In February 1992, a judge ordered the case sent to military courts on the grounds that the suspect was on active duty at the time of the crime. The military justice system had a record of near total impunity for human rights crimes. The public prosecutor and Helen Mack appealed that decision. On March 27, 1992, the appellate court reversed the trial court and ordered that the case be heard in a civilian court.

The judge who then took over the case notified the parties of the opening of the trial period in May 1992. Helen Mack filed an appeal seeking to adduce evidence that the murder was a premeditated and planned action and asked the court to define the inquiry at trial to include the identity of those responsible for the conception and planning of the murder. After the appeal was denied, she launched a second appeal on the grounds that the presiding judge had improperly denied various evidentiary requests. This appeal was allowed, and another judge took over the case.

The prosecution's case included numerous sources who testified (or submitted written responses to questions from the court) that Myrna Mack's killing had all the earmarks of a political crime. Leonel Fernando Gomez Rebulla, the Director of Investigations for the Human Rights Ombudsman's Office,1 testified on August 26, 1992, to his office's preliminary conclusion that Mack's murder fit the profile of a political crime: "an extrajudicial death for political motives, possibly effectuated by the security forces of the state." 2  Lastly, he informed the court that since 1991, unidentified persons on foot and in vehicles without license plates had maintained a presence outside the Mack family home.

General Edgar Godoy Gaitan (ret.), the head of the EMP at the time of the murder, testified before the court on three separate occasions. Although the range of the prosecution's questioning was severely limited by the prosecuting judge, even General Godoy's description of the EMP's activities suggests a military intelligence apparatus rather than a security detail for the President. He acknowledged that the role of the EMP was to analyze the "factors of power" within Guatemala. Though he denied that analysis extended to issues surrounding displaced persons, refugees and repatriates that formed the basis for Myrna Mack’s anthropological work, witnesses from a governmental commission for refugee assistance told the court that EMP personnel maintained contact with their office to get information on matters affecting refugees and displaced persons.
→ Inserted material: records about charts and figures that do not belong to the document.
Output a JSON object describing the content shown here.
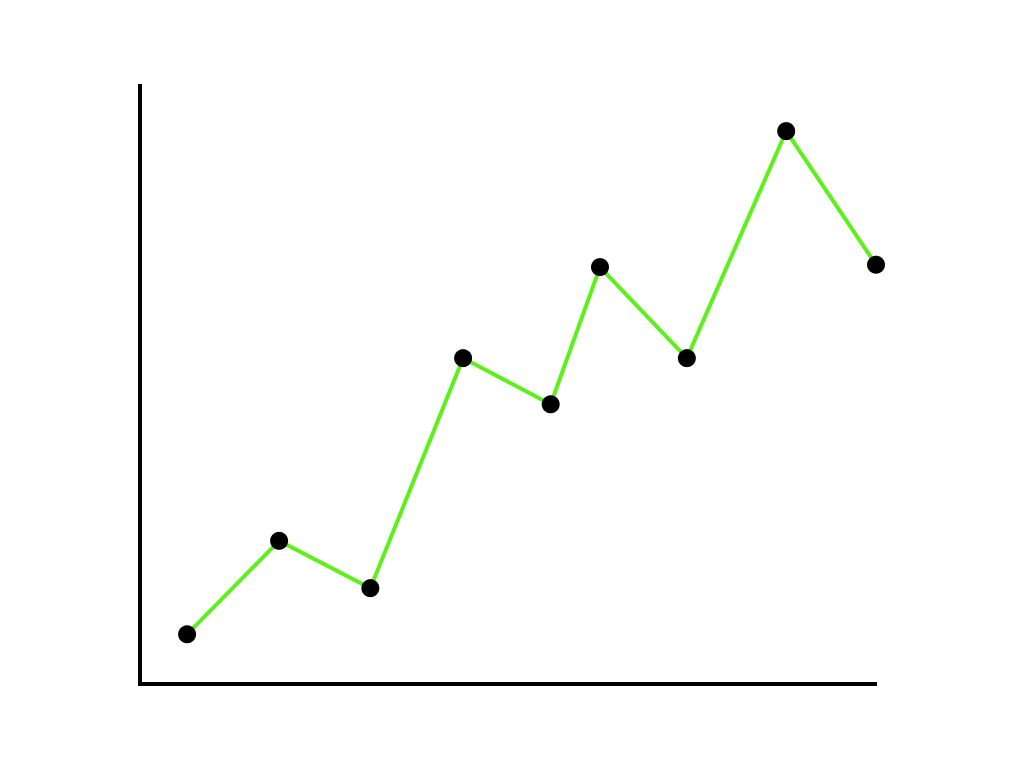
{
  "chart_data": {
    "type": "line",
    "x": [
      6.4,
      18.9,
      31.3,
      43.9,
      55.8,
      62.5,
      74.3,
      87.8,
      100
    ],
    "series": [
      {
        "color": "#5ef01a",
        "marker_color": "#000000",
        "values": [
          8.3,
          23.9,
          16.0,
          54.4,
          46.7,
          69.6,
          54.4,
          92.3,
          70.0
        ]
      }
    ],
    "xlim": [
      0,
      100
    ],
    "ylim": [
      0,
      100
    ],
    "grid": false
  }
}
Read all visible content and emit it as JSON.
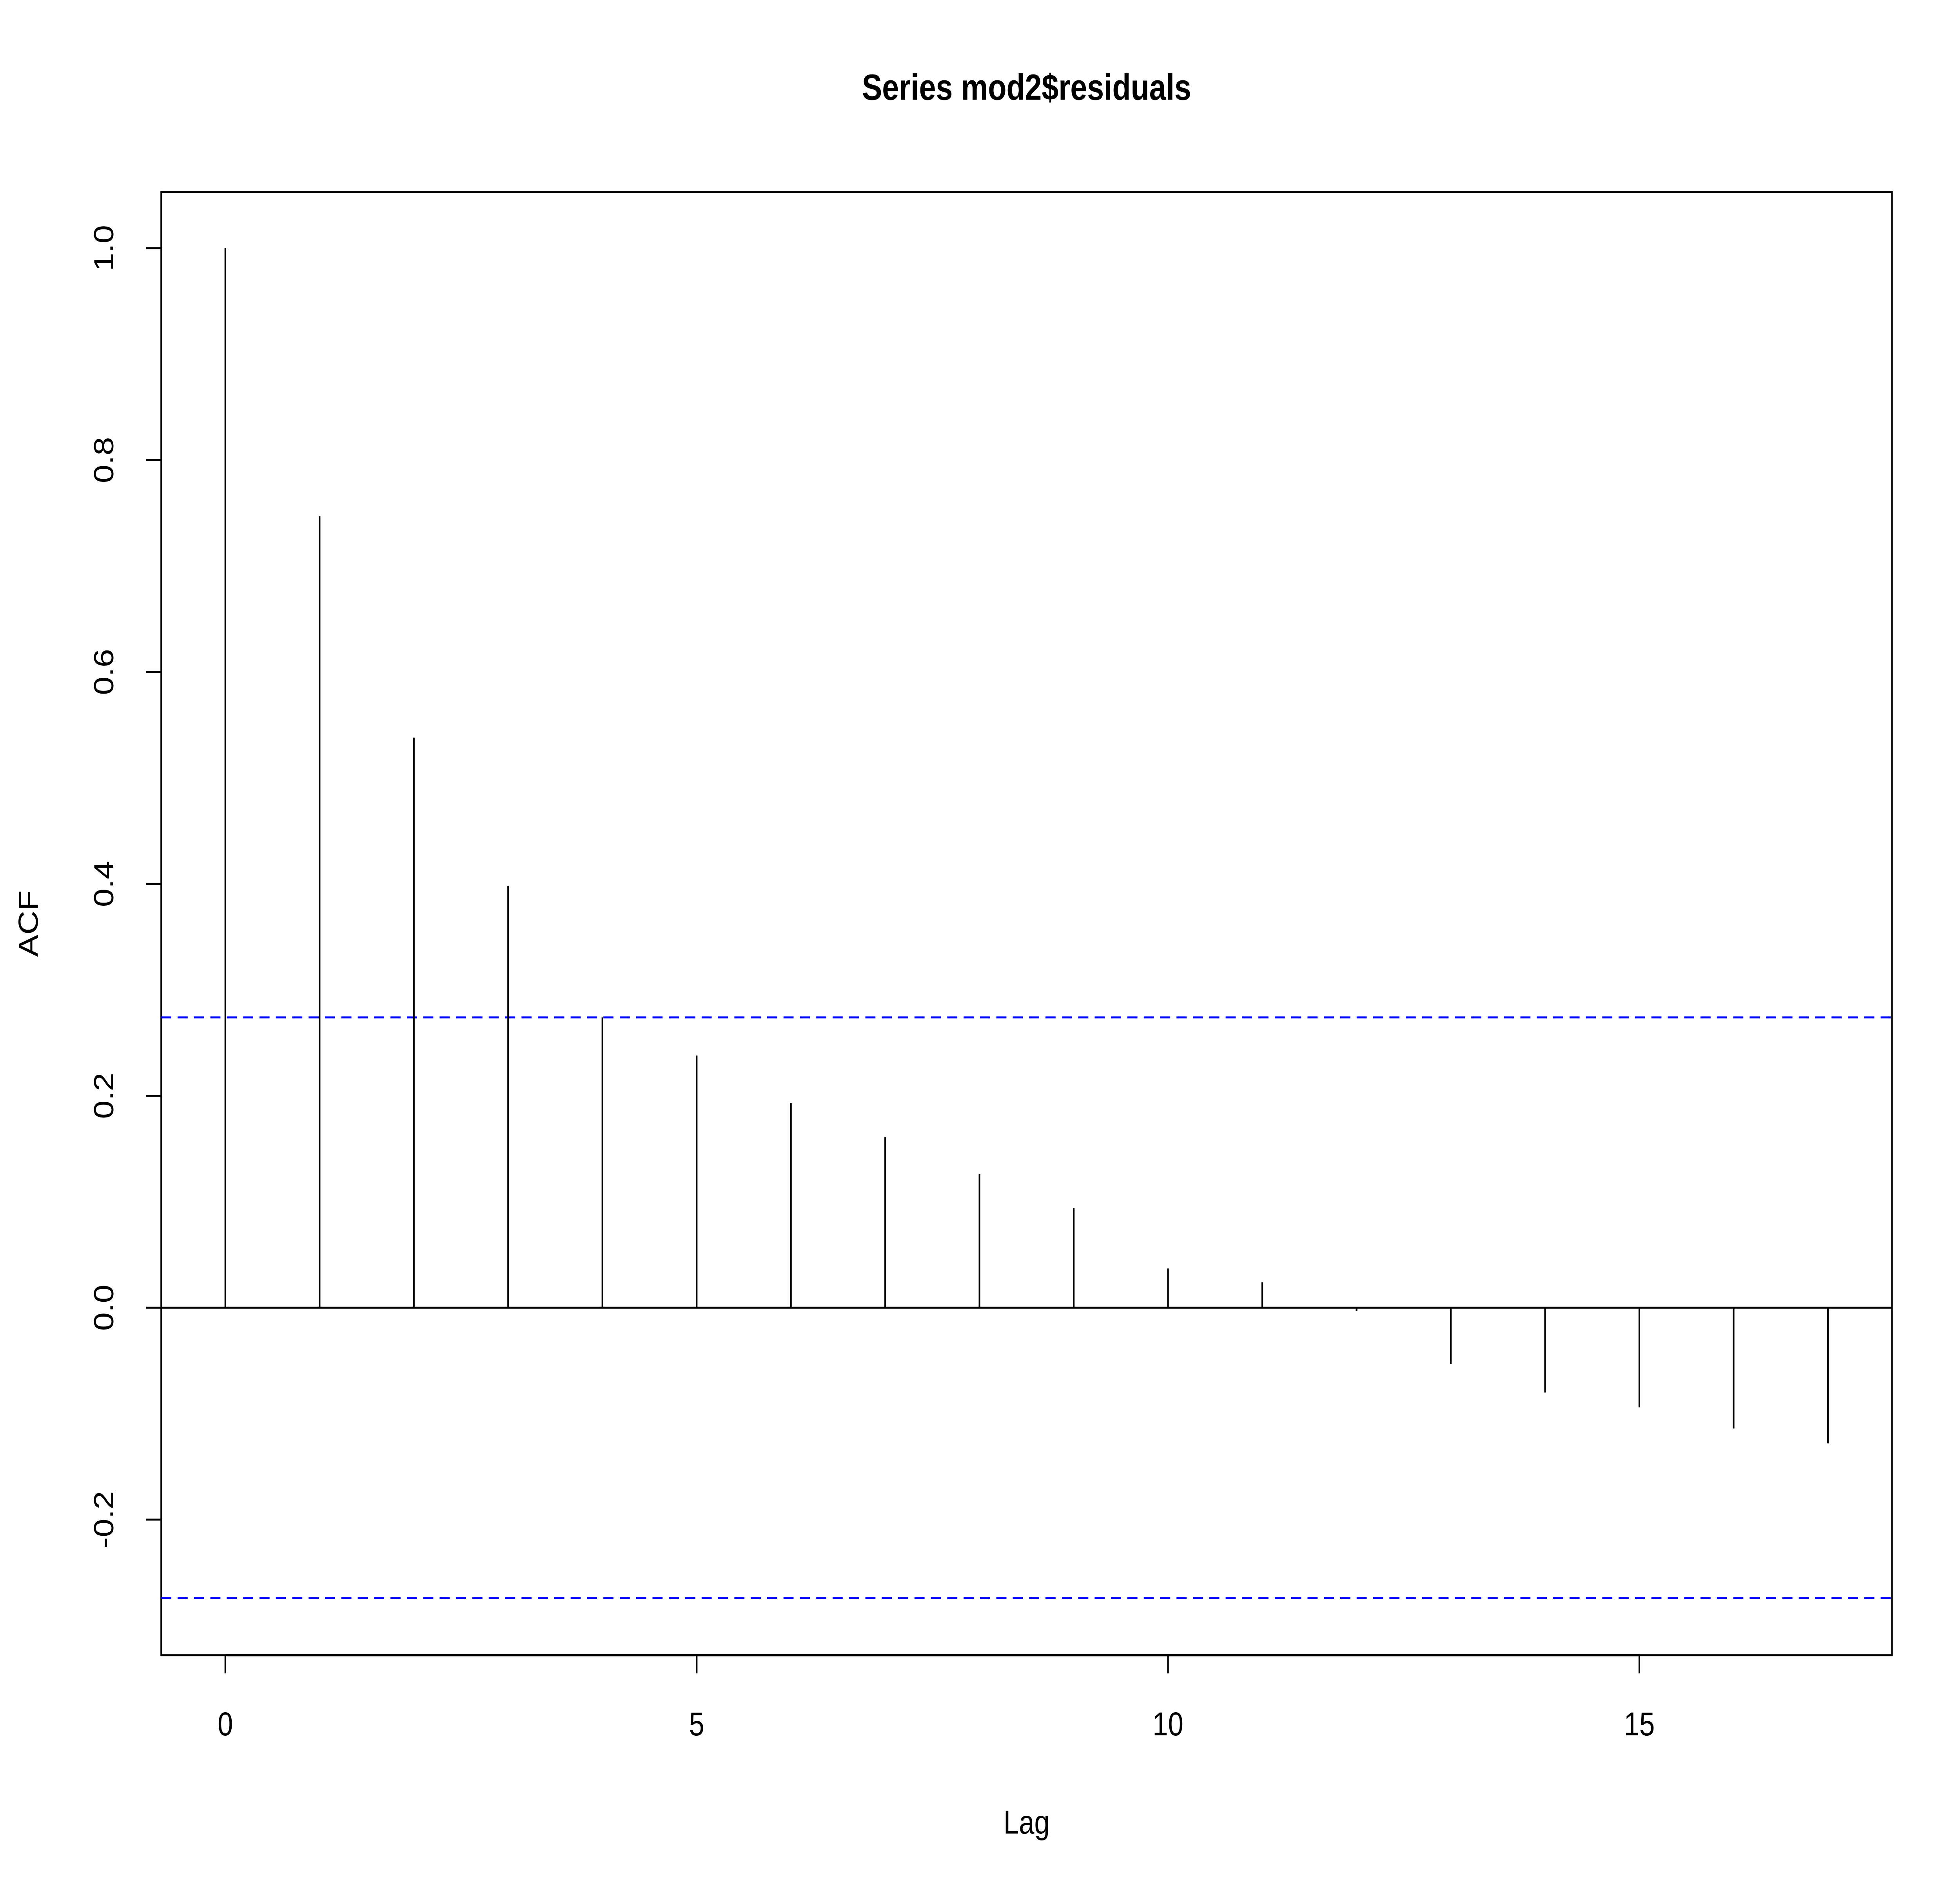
{
  "chart_data": {
    "type": "bar",
    "title": "Series  mod2$residuals",
    "xlabel": "Lag",
    "ylabel": "ACF",
    "x": [
      0,
      1,
      2,
      3,
      4,
      5,
      6,
      7,
      8,
      9,
      10,
      11,
      12,
      13,
      14,
      15,
      16,
      17
    ],
    "values": [
      1.0,
      0.747,
      0.538,
      0.398,
      0.274,
      0.238,
      0.193,
      0.161,
      0.126,
      0.094,
      0.037,
      0.024,
      -0.003,
      -0.053,
      -0.08,
      -0.094,
      -0.114,
      -0.128
    ],
    "xlim": [
      -0.68,
      17.68
    ],
    "ylim": [
      -0.328,
      1.053
    ],
    "xticks": [
      0,
      5,
      10,
      15
    ],
    "xtick_labels": [
      "0",
      "5",
      "10",
      "15"
    ],
    "yticks": [
      -0.2,
      0.0,
      0.2,
      0.4,
      0.6,
      0.8,
      1.0
    ],
    "ytick_labels": [
      "-0.2",
      "0.0",
      "0.2",
      "0.4",
      "0.6",
      "0.8",
      "1.0"
    ],
    "confidence_bounds": [
      0.274,
      -0.274
    ],
    "confidence_color": "#0000ff",
    "bar_color": "#000000",
    "grid": false
  }
}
In February 1993 the court convicted and sentenced Beteta to 25 years in prison. He became one of a tiny fraternity of Guatemalan security force personnel ever convicted for a human rights violation. Achieved in spite of violence and intimidation against many actors involved in the case, the conviction was a milestone in Helen Mack's extraordinary struggle to establish a lasting precedent against impunity. The case attracted international media attention, won an international award for Helen Mack, and was memorialized as an explicit U.S. foreign policy concern. next>>


1   Guatemala's Human Rights Ombudsman Ramiro de León Carpio at the time (later Guatemala's President) stated publicly that:the plight of Guatemala's refugees and displaced persons is a politically sensitive topic;
  • Myrna Mack's murder was a political crime surrounded by a wall of impunity;
  • the Ombudsman office's preliminary conclusion was that Myrna Mack's murder was a politically-motivated extra-judicial killing carried out by members of a government organization;
  • shortly before his death, José Mérida Escobar informed the Ombudsman's office that he had received threats as a result of his work on the Myrna Mack case;
  • Mérida Escobar's former partner in the investigation, Julio César Pérez Ixcajop, also sought the assistance of the Ombudsman's office because he had been threatened; and
  • Pérez Ixcajop told the Ombudsman's office that Mérida Escobar was killed by "members of the forces of the State."

2    Gomez added that Myrna Mack's injuries did not correspond to those normally inflicted by common criminals in the course of a robbery.